CTV has shown promise previously but the pandemic has catapulted it into the spotlight. Who isn’t binge-watching box sets? However, many marketers are starting to realise that the efficacy of their media spend is under siege. 

This year we’ve seen ‘Icebucket’ dig its claws deep into the supply chain for CTV ads. The criminal operation has counterfeited more than 300 different publishers and spoofed two million IP addresses from over 30 countries to date. At its peak, Icebucket data accounted for nearly 28% of total programmatic CTV traffic—around 1.9 billion ad requests per day.

Similar to ad fraud across other mediums, part of the reason spoofing is spreading across CTV is because fraudsters’ techniques are growing in sophistication. Relatively simple spoofing of ad clicks has now evolved into more complex techniques—from Server-side Ad Insertion (SSAI) abuse to domain spoofing.

But it’s the lack of CTV app identification standards and a shared technical solution for viewability measurements that makes CTV such fertile ground for fraud.

For example, one CTV app can have five or more different IDs, as today, manufacturers, app developers and SSPs all generate their own CTV app IDs. With no standard ID to transact on, or measure against, CTV advertisers have limited visibility as to where their ads run and what ad impressions are invalid. This affects advertisers’ ability to target effectively or ensure their brand’s safety, not just prevent fraud.

Ad fraud on CTV is also exacerbated by the fact many advertisers believe that it is a fraud-free environment. To be clear, CTV plays by very different rules than linear TV. And due to its very appealing CPMs, it’s a primary target for digital ad fraud.

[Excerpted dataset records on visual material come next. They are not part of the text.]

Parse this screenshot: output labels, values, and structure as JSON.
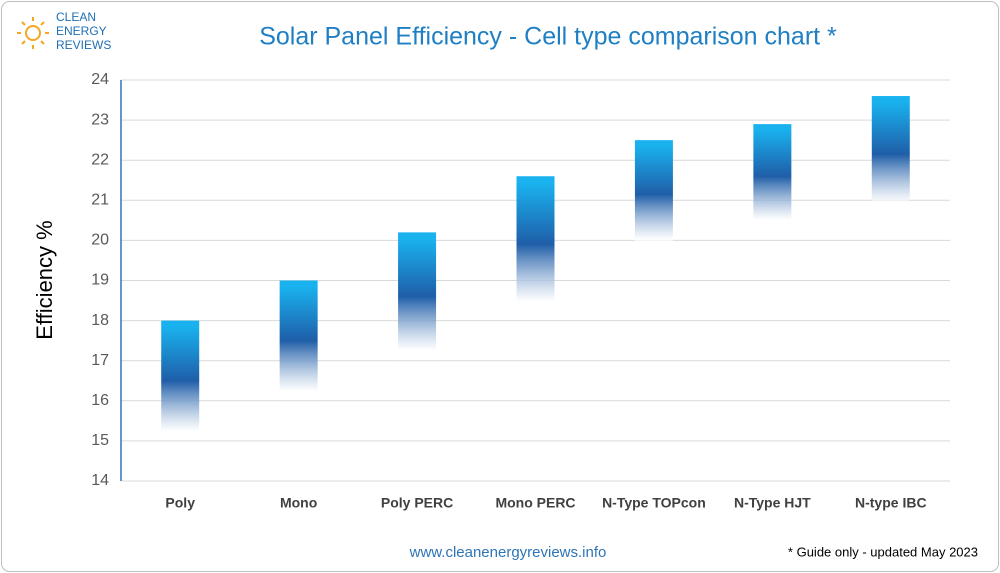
{
  "chart_data": {
    "type": "range-bar",
    "title": "Solar Panel Efficiency - Cell type comparison chart *",
    "y_label": "Efficiency %",
    "categories": [
      "Poly",
      "Mono",
      "Poly PERC",
      "Mono PERC",
      "N-Type TOPcon",
      "N-Type HJT",
      "N-type IBC"
    ],
    "low": [
      15.0,
      16.0,
      17.0,
      18.2,
      19.8,
      20.3,
      20.7
    ],
    "high": [
      18.0,
      19.0,
      20.2,
      21.6,
      22.5,
      22.9,
      23.6
    ],
    "colors": [
      "#19b2ef",
      "#1f5ea8",
      "#ffffff"
    ],
    "ylim": [
      14,
      24
    ],
    "yticks": [
      14,
      15,
      16,
      17,
      18,
      19,
      20,
      21,
      22,
      23,
      24
    ],
    "grid": true
  },
  "logo": [
    "CLEAN",
    "ENERGY",
    "REVIEWS"
  ],
  "footer": {
    "url": "www.cleanenergyreviews.info",
    "note": "* Guide only - updated May 2023"
  }
}
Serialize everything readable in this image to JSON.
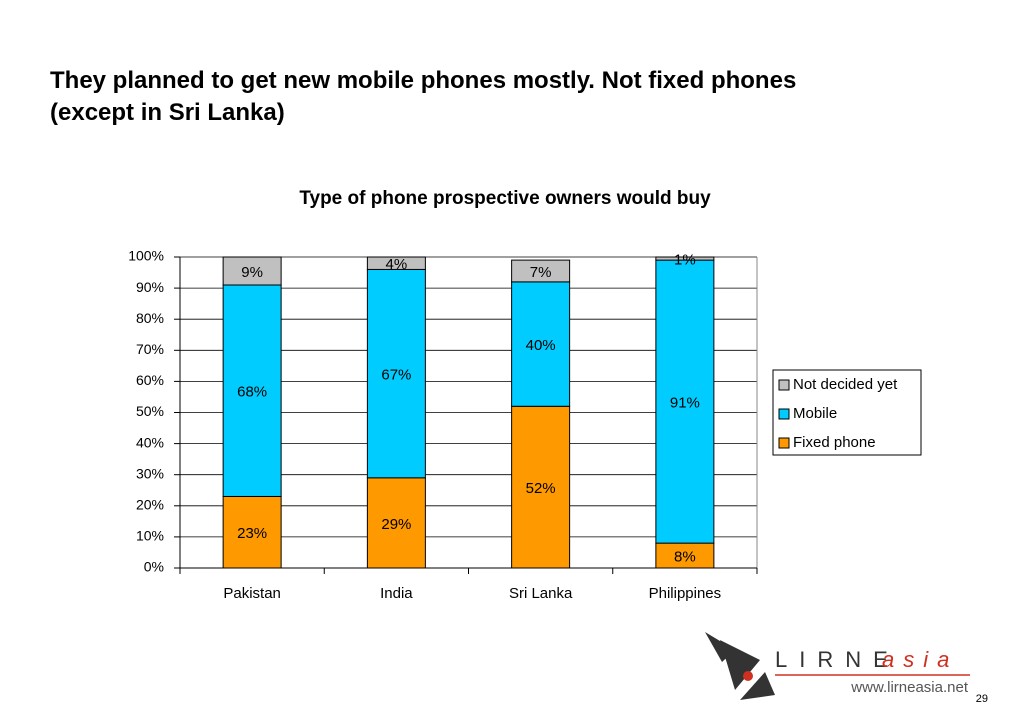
{
  "slide": {
    "title_line1": "They planned to get new mobile phones mostly. Not fixed phones",
    "title_line2": "(except in Sri Lanka)",
    "logo_left": "LIRNE",
    "logo_right": "asia",
    "url": "www.lirneasia.net",
    "page_number": "29"
  },
  "chart_data": {
    "type": "stacked_bar",
    "title": "Type of phone prospective owners would buy",
    "categories": [
      "Pakistan",
      "India",
      "Sri Lanka",
      "Philippines"
    ],
    "series": [
      {
        "name": "Fixed phone",
        "color": "#ff9900",
        "values": [
          23,
          29,
          52,
          8
        ],
        "value_labels": [
          "23%",
          "29%",
          "52%",
          "8%"
        ]
      },
      {
        "name": "Mobile",
        "color": "#00ccff",
        "values": [
          68,
          67,
          40,
          91
        ],
        "value_labels": [
          "68%",
          "67%",
          "40%",
          "91%"
        ]
      },
      {
        "name": "Not decided yet",
        "color": "#c0c0c0",
        "values": [
          9,
          4,
          7,
          1
        ],
        "value_labels": [
          "9%",
          "4%",
          "7%",
          "1%"
        ]
      }
    ],
    "ylim": [
      0,
      100
    ],
    "yticks": [
      {
        "value": 0,
        "label": "0%"
      },
      {
        "value": 10,
        "label": "10%"
      },
      {
        "value": 20,
        "label": "20%"
      },
      {
        "value": 30,
        "label": "30%"
      },
      {
        "value": 40,
        "label": "40%"
      },
      {
        "value": 50,
        "label": "50%"
      },
      {
        "value": 60,
        "label": "60%"
      },
      {
        "value": 70,
        "label": "70%"
      },
      {
        "value": 80,
        "label": "80%"
      },
      {
        "value": 90,
        "label": "90%"
      },
      {
        "value": 100,
        "label": "100%"
      }
    ],
    "grid": true,
    "legend": "right"
  }
}
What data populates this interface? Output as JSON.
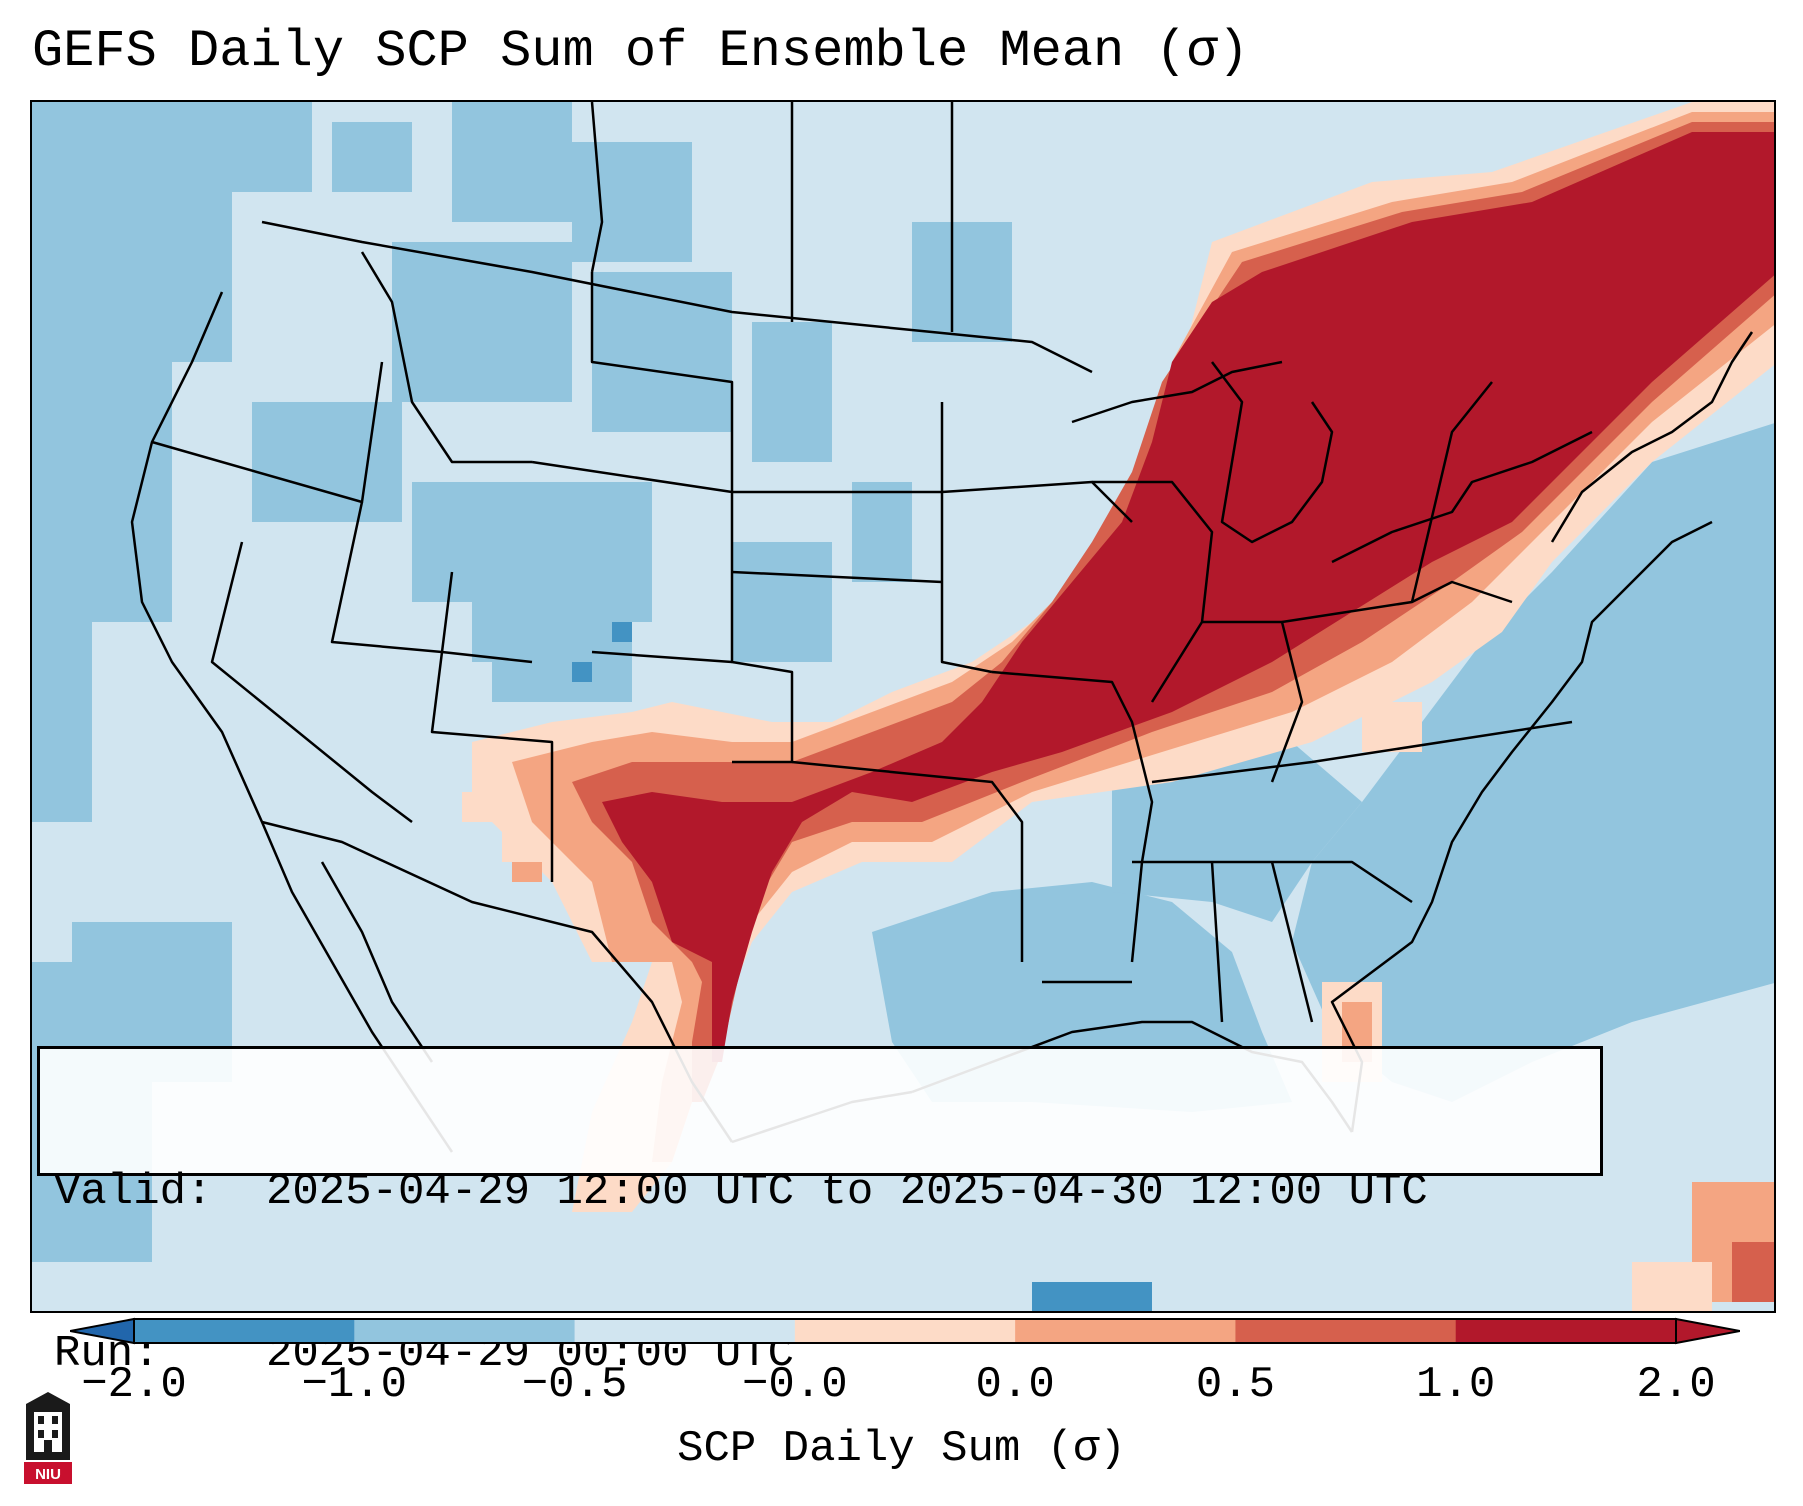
{
  "title": "GEFS Daily SCP Sum of Ensemble Mean (σ)",
  "info": {
    "valid_key": "Valid:",
    "valid_value": "2025-04-29 12:00 UTC to 2025-04-30 12:00 UTC",
    "run_key": "Run:",
    "run_value": "2025-04-29 00:00 UTC"
  },
  "colorbar": {
    "label": "SCP Daily Sum (σ)",
    "tick_labels": [
      "−2.0",
      "−1.0",
      "−0.5",
      "−0.0",
      "0.0",
      "0.5",
      "1.0",
      "2.0"
    ],
    "bin_colors": [
      "#4393c3",
      "#92c5de",
      "#d1e5f0",
      "#fddbc7",
      "#f4a582",
      "#d6604d",
      "#b2182b"
    ],
    "extend_low_color": "#2166ac",
    "extend_high_color": "#b2182b"
  },
  "map": {
    "projection": "Lambert Conformal (CONUS)",
    "field": "SCP daily sum, ensemble mean anomaly",
    "ocean_color": "#92c5de",
    "land_color": "#d1e5f0",
    "outline_color": "#000000"
  },
  "logo": {
    "text": "NIU",
    "color": "#c8102e"
  }
}
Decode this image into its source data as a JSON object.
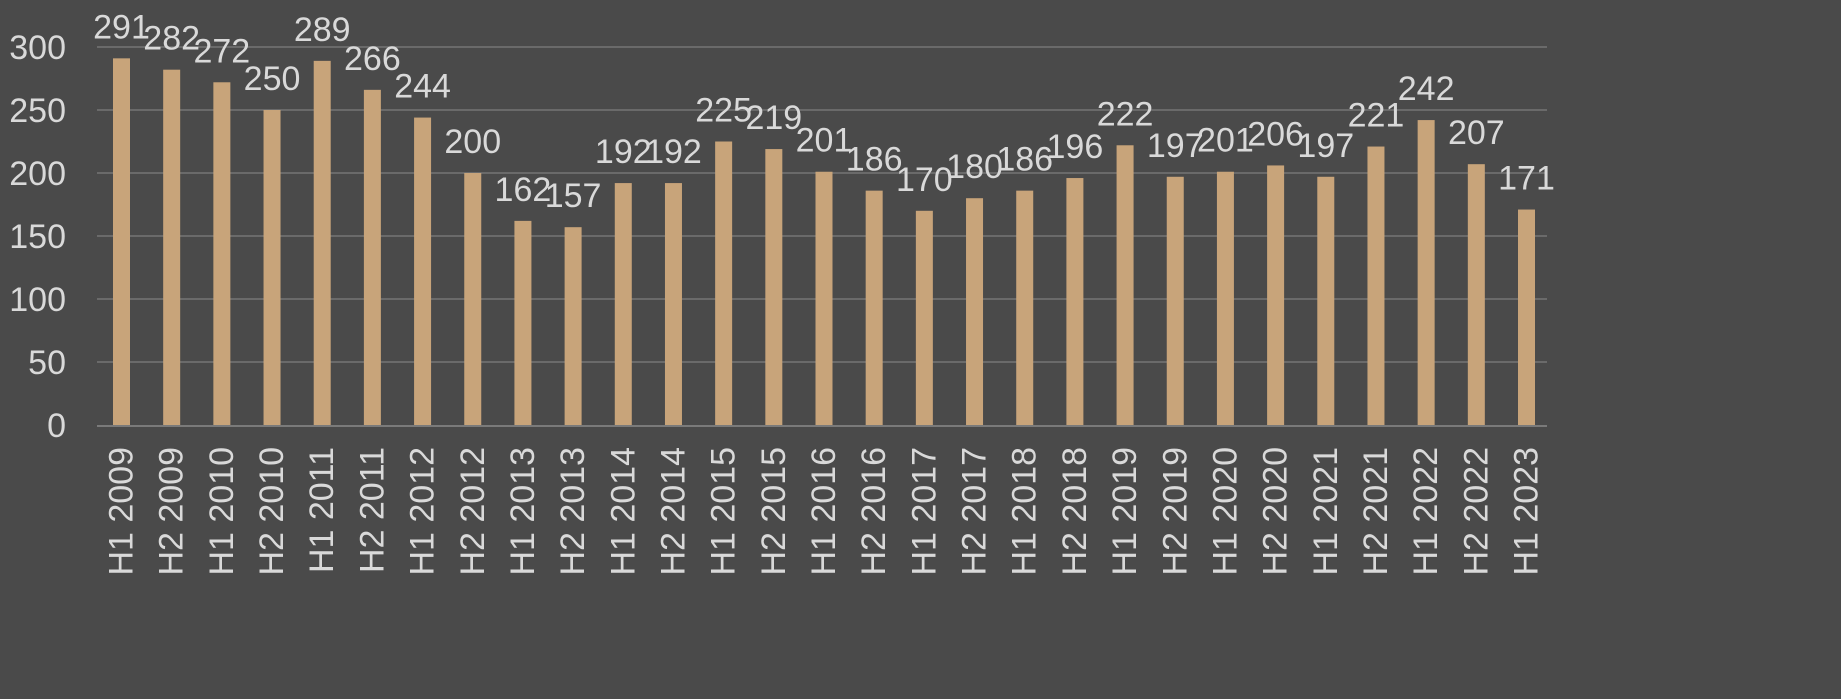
{
  "chart_data": {
    "type": "bar",
    "title": "",
    "xlabel": "",
    "ylabel": "",
    "ylim": [
      0,
      300
    ],
    "yticks": [
      0,
      50,
      100,
      150,
      200,
      250,
      300
    ],
    "grid": true,
    "categories": [
      "H1 2009",
      "H2 2009",
      "H1 2010",
      "H2 2010",
      "H1 2011",
      "H2 2011",
      "H1 2012",
      "H2 2012",
      "H1 2013",
      "H2 2013",
      "H1 2014",
      "H2 2014",
      "H1 2015",
      "H2 2015",
      "H1 2016",
      "H2 2016",
      "H1 2017",
      "H2 2017",
      "H1 2018",
      "H2 2018",
      "H1 2019",
      "H2 2019",
      "H1 2020",
      "H2 2020",
      "H1 2021",
      "H2 2021",
      "H1 2022",
      "H2 2022",
      "H1 2023"
    ],
    "values": [
      291,
      282,
      272,
      250,
      289,
      266,
      244,
      200,
      162,
      157,
      192,
      192,
      225,
      219,
      201,
      186,
      170,
      180,
      186,
      196,
      222,
      197,
      201,
      206,
      197,
      221,
      242,
      207,
      171
    ],
    "data_labels": true
  },
  "colors": {
    "background": "#4a4a4a",
    "bar": "#c8a47a",
    "grid": "#6a6a6a",
    "axis": "#7a7a7a",
    "text": "#d9d9d9"
  }
}
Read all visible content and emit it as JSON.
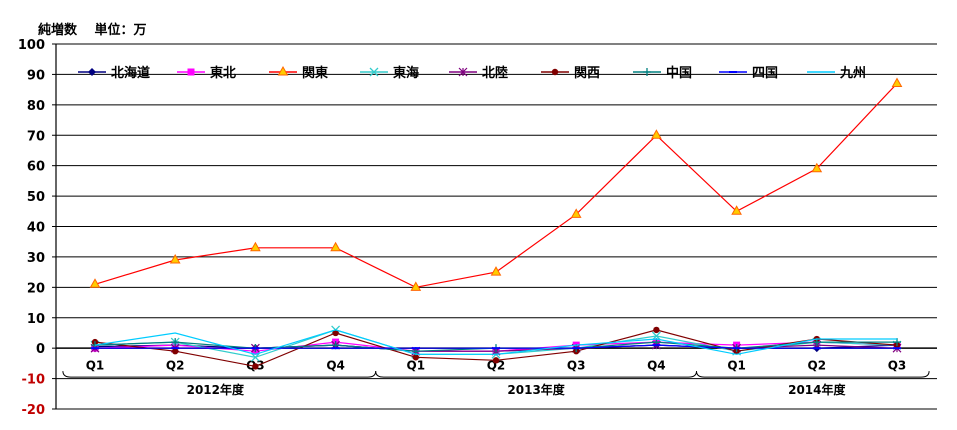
{
  "chart_data": {
    "type": "line",
    "title": "",
    "unit_label": "純増数　 単位：万",
    "ylim": [
      -20,
      100
    ],
    "yticks": [
      100,
      90,
      80,
      70,
      60,
      50,
      40,
      30,
      20,
      10,
      0,
      -10,
      -20
    ],
    "grid": true,
    "legend_position": "top",
    "categories": [
      "Q1",
      "Q2",
      "Q3",
      "Q4",
      "Q1",
      "Q2",
      "Q3",
      "Q4",
      "Q1",
      "Q2",
      "Q3"
    ],
    "year_groups": [
      {
        "label": "2012年度",
        "start": 0,
        "end": 3
      },
      {
        "label": "2013年度",
        "start": 4,
        "end": 7
      },
      {
        "label": "2014年度",
        "start": 8,
        "end": 10
      }
    ],
    "series": [
      {
        "name": "北海道",
        "color": "#000080",
        "marker": "diamond",
        "values": [
          0.5,
          1,
          0,
          1,
          -1,
          -1,
          0,
          1,
          0,
          0,
          1
        ]
      },
      {
        "name": "東北",
        "color": "#ff00ff",
        "marker": "square",
        "values": [
          0,
          1,
          -1,
          2,
          -1,
          -1,
          1,
          2,
          1,
          2,
          1
        ]
      },
      {
        "name": "関東",
        "color": "#ff0000",
        "marker": "triangle",
        "values": [
          21,
          29,
          33,
          33,
          20,
          25,
          44,
          70,
          45,
          59,
          87
        ]
      },
      {
        "name": "東海",
        "color": "#33cccc",
        "marker": "x",
        "values": [
          1,
          2,
          -3,
          6,
          -2,
          -2,
          0,
          4,
          -1,
          2,
          1
        ]
      },
      {
        "name": "北陸",
        "color": "#800080",
        "marker": "star",
        "values": [
          0,
          0,
          0,
          1,
          -1,
          -1,
          0,
          1,
          0,
          1,
          0
        ]
      },
      {
        "name": "関西",
        "color": "#800000",
        "marker": "circle",
        "values": [
          2,
          -1,
          -6,
          5,
          -3,
          -4,
          -1,
          6,
          -1,
          3,
          1
        ]
      },
      {
        "name": "中国",
        "color": "#008080",
        "marker": "plus",
        "values": [
          1,
          2,
          0,
          1,
          -1,
          0,
          0,
          2,
          0,
          2,
          2
        ]
      },
      {
        "name": "四国",
        "color": "#0000ff",
        "marker": "dash",
        "values": [
          0,
          0,
          0,
          0,
          0,
          0,
          0,
          1,
          0,
          0,
          0
        ]
      },
      {
        "name": "九州",
        "color": "#00ccff",
        "marker": "line",
        "values": [
          1,
          5,
          -2,
          6,
          -2,
          -2,
          1,
          3,
          -2,
          3,
          3
        ]
      }
    ]
  }
}
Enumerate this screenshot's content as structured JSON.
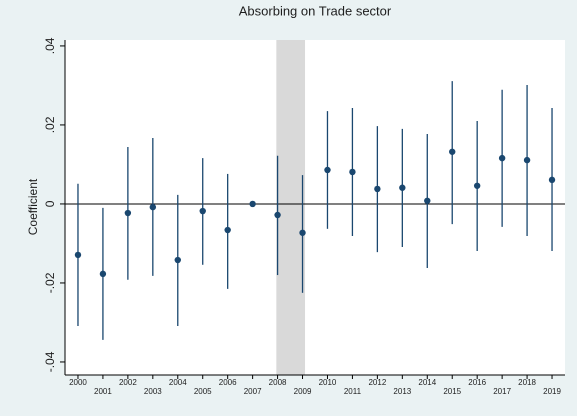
{
  "chart_data": {
    "type": "coefplot",
    "title": "Absorbing on Trade sector",
    "y_label": "Coefficient",
    "x": [
      2000,
      2001,
      2002,
      2003,
      2004,
      2005,
      2006,
      2007,
      2008,
      2009,
      2010,
      2011,
      2012,
      2013,
      2014,
      2015,
      2016,
      2017,
      2018,
      2019
    ],
    "series": [
      {
        "color": "#1a476f",
        "values": [
          -0.0129,
          -0.0177,
          -0.0023,
          -0.0008,
          -0.0142,
          -0.0018,
          -0.0066,
          0,
          -0.0028,
          -0.0073,
          0.0086,
          0.0081,
          0.0038,
          0.0041,
          0.0008,
          0.0132,
          0.0046,
          0.0116,
          0.0111,
          0.0061
        ],
        "lower": [
          -0.0309,
          -0.0344,
          -0.0192,
          -0.0182,
          -0.0309,
          -0.0154,
          -0.0215,
          0,
          -0.018,
          -0.0225,
          -0.0063,
          -0.0081,
          -0.0122,
          -0.0109,
          -0.0162,
          -0.0051,
          -0.0119,
          -0.0058,
          -0.0081,
          -0.0119
        ],
        "upper": [
          0.0051,
          -0.001,
          0.0144,
          0.0167,
          0.0023,
          0.0116,
          0.0076,
          0,
          0.0122,
          0.0073,
          0.0235,
          0.0243,
          0.0197,
          0.019,
          0.0177,
          0.0311,
          0.021,
          0.0289,
          0.0301,
          0.0243
        ]
      }
    ],
    "xlim": [
      1999.48,
      2019.52
    ],
    "xticks": [
      2000,
      2001,
      2002,
      2003,
      2004,
      2005,
      2006,
      2007,
      2008,
      2009,
      2010,
      2011,
      2012,
      2013,
      2014,
      2015,
      2016,
      2017,
      2018,
      2019
    ],
    "ylim": [
      -0.0433,
      0.0415
    ],
    "yticks": [
      {
        "value": -0.04,
        "label": "-.04"
      },
      {
        "value": -0.02,
        "label": "-.02"
      },
      0,
      {
        "value": 0.02,
        "label": ".02"
      },
      {
        "value": 0.04,
        "label": ".04"
      }
    ],
    "zero_line": 0,
    "shaded_x": [
      2007.95,
      2009.1
    ],
    "shade_color": "#d9d9d9"
  }
}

Artificial intelligence (AI) allies in the fight against fraud

Clearly, digital ad fraud is a growing issue that we need to tackle. Advertisers need clarity and confidence in their digital investments regardless of platform, channel or format.

But there is a solution. Advances in AI, combined with human expertise, can help tackle digital ad fraud and give marketers the clarity and confidence they need in their ad buys, not to mention more bang for their buck. A combination of constant analysis, scenario management, and technical research are all key to staying one step ahead of the latest types of digital ad fraud, whether across social media apps or CTV. Once threats are identified, a variety of approaches can be implemented—from AI, machine learning and manual review—to neutralise risks before media spend is squandered.

In the wake of COVID-19, when the industry is already fragile, we have to meet the threat of digital ad fraud head-on. To avoid financial and reputational damage, businesses should take a leaf from the fraudsters’ play-book and focus on the technology.

Investment in the right technology underpinned by human expertise, as well as a commitment to fight for transparency, is the core way to ensure the industry remains ahead of those who wish to harm it.

Once that’s achieved, marketers can focus on what they do best: building great brands, engaging with their consumers, and serving fantastic content.